Il riposo non scelto, del resto, non è così gradevole perché viene riempito dai pensieri involontari. Pensi e pensi e ti senti un’ingrata nei confronti della vita per non essere stata sempre in grado di apprezzare quello che avevi e che momentaneamente è sospeso; come la tua autonomia e libertà o come la possibilità di godere di tante cose belle: la natura, il cinema, una serata fuori condivisa, un concerto o uno spettacolo.


Sempre Agrigento, sempre ex convento di clausura
Ora ogni piccolo gesto banale sembra un’impresa. Impari ad arrangiarti muovendoti su un piede solo, ma cedi ogni tanto al lamento, qualche volta anche allo scoraggiamento perché l’altro piede, quello malconcio, ti fa male dopo poco che non lo tieni sollevato; oppure perché i tempi delle azioni consuete sono lunghissimi o anche perché scivoli, perché per poco non cadi di nuovo e ti spaventi molto.


Thomas Hirschhorn, Indoor Van Gogh Altar, Arles 2014
Oggi va molto meglio, lo ribadisco. Riesco anche a scrivere questo post. In questi giorni ho sperimentato ancora una volta quanto sia essenziale la rete amicale delle donne nei momenti di crisi. Alle amiche vere puoi raccontare, se vuoi, tutto quello che ti passa per la testa quando stai così; e puoi affidare loro anche la tua paura di invecchiare, che non è legata alle questioni estetiche, ma alla possibilità di non essere più, un domani, autonoma e libera come ti sei sempre voluta sentire. 

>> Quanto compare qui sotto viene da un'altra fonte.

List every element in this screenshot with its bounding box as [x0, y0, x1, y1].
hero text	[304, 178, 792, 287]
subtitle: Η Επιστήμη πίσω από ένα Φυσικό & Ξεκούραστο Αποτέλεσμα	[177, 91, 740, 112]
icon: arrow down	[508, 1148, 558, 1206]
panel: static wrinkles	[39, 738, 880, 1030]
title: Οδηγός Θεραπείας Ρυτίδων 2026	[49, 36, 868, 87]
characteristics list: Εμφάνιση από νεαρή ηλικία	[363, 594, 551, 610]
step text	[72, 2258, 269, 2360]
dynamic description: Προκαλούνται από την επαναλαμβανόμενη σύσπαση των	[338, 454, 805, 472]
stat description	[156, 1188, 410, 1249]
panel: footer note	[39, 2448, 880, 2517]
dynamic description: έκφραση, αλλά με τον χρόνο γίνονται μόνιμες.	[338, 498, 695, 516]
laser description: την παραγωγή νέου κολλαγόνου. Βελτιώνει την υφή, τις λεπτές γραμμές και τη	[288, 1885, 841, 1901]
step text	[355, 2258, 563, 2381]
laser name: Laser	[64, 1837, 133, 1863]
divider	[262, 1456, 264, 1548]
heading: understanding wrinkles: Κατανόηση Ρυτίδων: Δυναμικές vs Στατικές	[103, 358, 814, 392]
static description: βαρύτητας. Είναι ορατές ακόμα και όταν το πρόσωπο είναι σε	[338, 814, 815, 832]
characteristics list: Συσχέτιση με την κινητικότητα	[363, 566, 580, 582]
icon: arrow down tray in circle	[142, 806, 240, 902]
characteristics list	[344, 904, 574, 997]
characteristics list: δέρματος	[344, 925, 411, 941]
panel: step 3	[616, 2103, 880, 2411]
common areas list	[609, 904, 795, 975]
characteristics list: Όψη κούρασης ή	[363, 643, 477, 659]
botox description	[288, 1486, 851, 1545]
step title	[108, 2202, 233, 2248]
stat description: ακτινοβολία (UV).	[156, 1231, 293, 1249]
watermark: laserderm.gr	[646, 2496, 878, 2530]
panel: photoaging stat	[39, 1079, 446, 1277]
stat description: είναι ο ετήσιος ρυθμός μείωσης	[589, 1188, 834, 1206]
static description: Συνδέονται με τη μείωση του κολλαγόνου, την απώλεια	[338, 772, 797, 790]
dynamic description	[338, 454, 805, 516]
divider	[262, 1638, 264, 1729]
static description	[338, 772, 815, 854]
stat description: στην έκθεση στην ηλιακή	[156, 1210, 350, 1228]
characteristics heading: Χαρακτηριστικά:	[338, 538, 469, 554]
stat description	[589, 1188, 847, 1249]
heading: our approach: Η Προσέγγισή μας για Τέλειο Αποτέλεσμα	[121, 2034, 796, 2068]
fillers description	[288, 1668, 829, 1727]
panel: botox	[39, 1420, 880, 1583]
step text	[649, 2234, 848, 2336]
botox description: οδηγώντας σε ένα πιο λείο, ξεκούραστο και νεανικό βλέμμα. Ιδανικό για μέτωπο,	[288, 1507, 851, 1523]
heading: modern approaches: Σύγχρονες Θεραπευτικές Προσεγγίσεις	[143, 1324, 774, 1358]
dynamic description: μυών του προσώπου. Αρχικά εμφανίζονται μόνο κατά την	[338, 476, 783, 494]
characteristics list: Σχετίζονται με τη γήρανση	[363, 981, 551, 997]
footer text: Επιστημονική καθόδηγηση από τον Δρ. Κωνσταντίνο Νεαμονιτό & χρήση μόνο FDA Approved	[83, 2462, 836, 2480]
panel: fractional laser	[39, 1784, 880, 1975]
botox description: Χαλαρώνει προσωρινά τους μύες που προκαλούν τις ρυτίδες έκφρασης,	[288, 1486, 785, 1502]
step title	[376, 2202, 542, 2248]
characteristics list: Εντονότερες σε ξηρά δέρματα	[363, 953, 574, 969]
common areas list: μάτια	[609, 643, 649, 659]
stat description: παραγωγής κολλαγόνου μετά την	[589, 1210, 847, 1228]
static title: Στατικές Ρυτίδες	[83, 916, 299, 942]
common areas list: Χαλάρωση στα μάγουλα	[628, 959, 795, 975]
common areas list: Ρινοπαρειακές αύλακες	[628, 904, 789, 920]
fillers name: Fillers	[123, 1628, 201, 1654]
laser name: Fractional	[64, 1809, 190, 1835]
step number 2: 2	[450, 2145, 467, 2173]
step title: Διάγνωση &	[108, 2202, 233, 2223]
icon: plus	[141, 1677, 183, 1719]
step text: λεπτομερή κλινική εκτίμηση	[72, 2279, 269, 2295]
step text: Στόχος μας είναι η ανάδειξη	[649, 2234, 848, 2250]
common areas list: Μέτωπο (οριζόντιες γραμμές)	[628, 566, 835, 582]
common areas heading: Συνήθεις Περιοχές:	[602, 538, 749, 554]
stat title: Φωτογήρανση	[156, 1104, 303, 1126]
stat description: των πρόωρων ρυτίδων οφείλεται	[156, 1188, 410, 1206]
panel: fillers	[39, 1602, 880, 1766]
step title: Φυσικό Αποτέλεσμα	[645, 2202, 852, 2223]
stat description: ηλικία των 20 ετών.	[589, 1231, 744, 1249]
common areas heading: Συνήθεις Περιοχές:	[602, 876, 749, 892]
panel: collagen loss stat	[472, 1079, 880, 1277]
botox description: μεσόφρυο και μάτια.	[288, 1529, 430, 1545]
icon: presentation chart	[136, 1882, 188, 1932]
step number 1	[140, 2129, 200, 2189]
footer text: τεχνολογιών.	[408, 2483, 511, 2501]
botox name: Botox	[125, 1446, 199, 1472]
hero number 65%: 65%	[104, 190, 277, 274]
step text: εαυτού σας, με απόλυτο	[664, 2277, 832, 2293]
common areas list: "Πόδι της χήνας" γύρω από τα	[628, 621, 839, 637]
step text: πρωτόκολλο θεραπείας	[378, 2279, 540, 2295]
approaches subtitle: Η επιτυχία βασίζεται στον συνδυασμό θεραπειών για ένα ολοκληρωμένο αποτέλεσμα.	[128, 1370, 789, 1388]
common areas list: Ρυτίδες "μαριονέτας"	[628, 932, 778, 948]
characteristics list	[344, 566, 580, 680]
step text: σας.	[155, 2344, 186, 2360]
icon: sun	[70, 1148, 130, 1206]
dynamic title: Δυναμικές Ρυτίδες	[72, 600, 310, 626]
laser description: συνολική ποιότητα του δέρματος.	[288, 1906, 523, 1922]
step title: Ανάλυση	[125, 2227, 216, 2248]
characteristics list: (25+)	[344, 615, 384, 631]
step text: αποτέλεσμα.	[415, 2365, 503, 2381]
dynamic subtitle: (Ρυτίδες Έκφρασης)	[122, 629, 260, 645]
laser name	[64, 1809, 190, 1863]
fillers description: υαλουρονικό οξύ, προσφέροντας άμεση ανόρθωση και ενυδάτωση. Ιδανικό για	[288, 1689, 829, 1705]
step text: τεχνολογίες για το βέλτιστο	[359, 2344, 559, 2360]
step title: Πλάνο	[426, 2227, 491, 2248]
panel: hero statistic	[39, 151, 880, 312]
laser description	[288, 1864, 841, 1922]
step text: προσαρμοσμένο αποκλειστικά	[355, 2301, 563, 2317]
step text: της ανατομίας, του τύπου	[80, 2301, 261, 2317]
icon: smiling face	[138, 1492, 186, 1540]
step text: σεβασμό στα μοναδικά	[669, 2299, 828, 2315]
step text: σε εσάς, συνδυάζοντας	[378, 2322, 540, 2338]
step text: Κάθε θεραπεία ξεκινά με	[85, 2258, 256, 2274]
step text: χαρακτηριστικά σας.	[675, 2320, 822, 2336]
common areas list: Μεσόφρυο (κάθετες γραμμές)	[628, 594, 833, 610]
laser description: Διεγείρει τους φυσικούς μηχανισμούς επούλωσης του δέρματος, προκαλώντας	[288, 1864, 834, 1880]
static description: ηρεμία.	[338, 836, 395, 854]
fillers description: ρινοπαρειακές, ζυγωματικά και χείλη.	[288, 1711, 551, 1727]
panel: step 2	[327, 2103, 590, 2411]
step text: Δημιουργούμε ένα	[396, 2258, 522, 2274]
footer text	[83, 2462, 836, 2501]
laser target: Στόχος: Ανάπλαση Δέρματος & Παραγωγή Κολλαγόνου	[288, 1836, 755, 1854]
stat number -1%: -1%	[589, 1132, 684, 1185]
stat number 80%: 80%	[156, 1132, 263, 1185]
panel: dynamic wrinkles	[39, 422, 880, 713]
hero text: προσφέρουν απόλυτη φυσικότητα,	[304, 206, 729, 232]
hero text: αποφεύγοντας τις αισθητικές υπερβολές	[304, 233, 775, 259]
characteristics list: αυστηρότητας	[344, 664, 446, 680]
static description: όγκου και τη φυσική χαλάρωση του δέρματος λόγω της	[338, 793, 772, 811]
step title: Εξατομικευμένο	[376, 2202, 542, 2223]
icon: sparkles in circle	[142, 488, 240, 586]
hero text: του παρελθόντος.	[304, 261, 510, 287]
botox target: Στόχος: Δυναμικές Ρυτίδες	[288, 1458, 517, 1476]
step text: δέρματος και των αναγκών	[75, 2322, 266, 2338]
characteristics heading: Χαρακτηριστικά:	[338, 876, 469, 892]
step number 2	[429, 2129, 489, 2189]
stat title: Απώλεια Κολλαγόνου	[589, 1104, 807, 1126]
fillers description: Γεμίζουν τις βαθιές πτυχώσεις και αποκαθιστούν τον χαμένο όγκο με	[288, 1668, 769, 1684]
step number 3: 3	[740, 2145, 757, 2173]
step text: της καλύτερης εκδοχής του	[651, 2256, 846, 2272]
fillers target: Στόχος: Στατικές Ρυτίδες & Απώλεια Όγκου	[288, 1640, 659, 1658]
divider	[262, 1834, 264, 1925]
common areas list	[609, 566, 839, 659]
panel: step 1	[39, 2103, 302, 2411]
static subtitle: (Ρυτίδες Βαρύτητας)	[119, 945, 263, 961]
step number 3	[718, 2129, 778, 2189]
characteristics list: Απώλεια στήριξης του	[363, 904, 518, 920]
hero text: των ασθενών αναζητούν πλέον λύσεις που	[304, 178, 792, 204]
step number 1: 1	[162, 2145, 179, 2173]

Thomas Hirschhorn, Indoor Van Gogh Altar, Arles 2014

Penso che per me si tratta di una clausura forzata e di una maggiore fragilità psicofisica temporanee e mi vengono in mente i tanti bambini e giovani disabili con i quali ho interagito prima dell’attuale professione. Per quanto abbia sempre avuto la sensazione di immedesimarmi profondamente nella loro condizione, ora mi rendo conto che non avevo che una pallida idea delle loro paure e difficoltà. Poi penso anche a mia madre, a quella sua malattia che l’aveva resa dipendente dagli altri per ogni più piccolo gesto o bisogno, senza, purtroppo, toglierle la consapevolezza. 


Ancora Agrigento, ancora ex convento di clausura


L'ho già scritto: oggi va meglio. Così decido di dedicare energie a un gesto di cura non medica per me. Ed eccomi in precario equilibrio nel bagno, felice di massaggiarmi la gamba buona con una crema idratante profumata e poi dedicarmi allo stesso modo anche a quel che è scoperto della gamba transitoriamente parassita. Sì, oggi va davvero meglio: riesco anche a scrivere  e persino a pensare all’estate.

Il tipico sonno vigile dei gatti in territorio usurpato.